Probablemente, restando una copa más a mi noche, me había jodido; había arruinado mi plan de ahogarme una noche más en el olvido.
Y ahora, sólo quedaba ella y la barra del bar. Menuda furcia.
Indignado, llamé al camarero.
-Eh! Disculpe, otro gintonic.
-Menuda semanita, ¿eh? Estás que no paras.
-Calla y sírvemelo, gilipollas.
-...
Y allí estaba yo, con mi gintonic y mi nueva espectadora. Pedí otro para ella.
Lo agradeció y, de nuevo, con dos tragos se lo bebió entero.
Siempre pensé que yo era un tío con mala suerte, que mi vida era un bucle de desgracias, de preguntas sin sentido y sin respuesta, de respuestas sin pregunta y coherencia, un bucle de infelicidad constante alimentada por mi arrogancia y mi estupidez. Siempre pensé, -o eso creía hacer- que todo el mundo era más feliz que yo.
Pero allí estaba aquella joven, una fulana de 21 años como mucho, cerrando bares y bebiendo copas a pares. Esa chica, no podía ser feliz. No podía serlo, desde luego. La intriga me reconcomía. ¿Qué podría haber llevado a aquella chica a este remoto bar?
Me decidí a preguntar, no sin antes pedir otro gintonic para ambos.
Sí, no podía dejar que ella bebiese más rápido o terminaría creyéndome esa estupidez de que aquella joven era más infeliz que yo. Y no podía ser cierto. No.
Me empezó a contar su vida, sus desgracias, sus continuas luchas y búsquedas de la felicidad. Entonces, fui algo maleducado y pregunté su edad. Una vida con tantas querellas no podía ser tan corta.
Tenía tan solo 18 años.
Me sentí miserable. Me sentí un desagradecido, un egocéntrico, un ignorante.
Sólo 18 años y toda una vida de desgracias e infelicidades. Pedí otra ronda. Esto no podía continuar así.
Yo me quejaba por un matrimonio roto y un trabajo sin futuro, ella de una vida sin infancia y un futuro sin rumbo.
Seré mediocre.. -pensé.
Escondimos sueños e ilusiones rotos detrás de cada trago.
El mundo no se merecía a un imbécil como yo.
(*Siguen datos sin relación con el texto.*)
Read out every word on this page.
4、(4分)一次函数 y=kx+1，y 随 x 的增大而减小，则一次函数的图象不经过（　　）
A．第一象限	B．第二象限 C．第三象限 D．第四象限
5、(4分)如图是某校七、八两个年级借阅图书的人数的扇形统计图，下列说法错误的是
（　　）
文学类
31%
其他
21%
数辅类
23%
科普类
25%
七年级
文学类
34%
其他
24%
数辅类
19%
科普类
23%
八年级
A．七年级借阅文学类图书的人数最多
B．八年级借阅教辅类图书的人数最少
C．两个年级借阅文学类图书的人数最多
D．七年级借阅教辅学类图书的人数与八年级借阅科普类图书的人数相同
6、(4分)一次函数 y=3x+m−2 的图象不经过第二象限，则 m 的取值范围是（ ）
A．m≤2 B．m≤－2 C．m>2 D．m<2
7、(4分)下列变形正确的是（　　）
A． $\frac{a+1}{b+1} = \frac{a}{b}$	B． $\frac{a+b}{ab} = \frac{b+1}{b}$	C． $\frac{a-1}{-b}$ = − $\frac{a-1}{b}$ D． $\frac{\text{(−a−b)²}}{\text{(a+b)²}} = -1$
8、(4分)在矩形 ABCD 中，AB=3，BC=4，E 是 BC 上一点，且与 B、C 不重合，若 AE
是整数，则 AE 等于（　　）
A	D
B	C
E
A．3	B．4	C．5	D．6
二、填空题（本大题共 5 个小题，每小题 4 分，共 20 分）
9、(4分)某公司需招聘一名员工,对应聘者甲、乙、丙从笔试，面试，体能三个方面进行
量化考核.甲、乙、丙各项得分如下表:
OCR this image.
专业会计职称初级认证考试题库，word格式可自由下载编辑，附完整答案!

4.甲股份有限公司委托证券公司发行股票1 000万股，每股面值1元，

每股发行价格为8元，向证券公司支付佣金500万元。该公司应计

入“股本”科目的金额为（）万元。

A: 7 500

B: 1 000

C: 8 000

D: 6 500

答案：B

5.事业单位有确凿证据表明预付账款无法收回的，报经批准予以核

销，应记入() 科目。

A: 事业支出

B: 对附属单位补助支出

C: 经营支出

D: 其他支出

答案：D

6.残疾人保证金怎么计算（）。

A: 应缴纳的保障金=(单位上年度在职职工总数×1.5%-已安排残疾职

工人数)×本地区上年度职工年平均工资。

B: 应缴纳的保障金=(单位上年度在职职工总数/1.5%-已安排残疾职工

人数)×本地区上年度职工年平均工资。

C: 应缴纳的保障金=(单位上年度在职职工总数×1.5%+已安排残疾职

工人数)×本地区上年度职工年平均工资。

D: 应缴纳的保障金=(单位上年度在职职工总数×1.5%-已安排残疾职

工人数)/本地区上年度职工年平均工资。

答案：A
No se merecía que siguiese llorando en aquel lúgubre bar, mientras que él luchaba por seguir girando. Ella seguía hablando.
Me hablaba de sus sueños, de su rutina, de sus ganas de escapar, independizarse, luchar por sí misma.
Pedí de nuevo una copa.
Y otra. Prometí que sería la última, y que sería la última noche.
Prometí tantas cosas aquella noche, que hoy ni la barra del bar me las recuerda.
Y aquí estamos de nuevo. Mi gintonic, y yo.
Y en el fondo, más sueños e ilusiones rotos.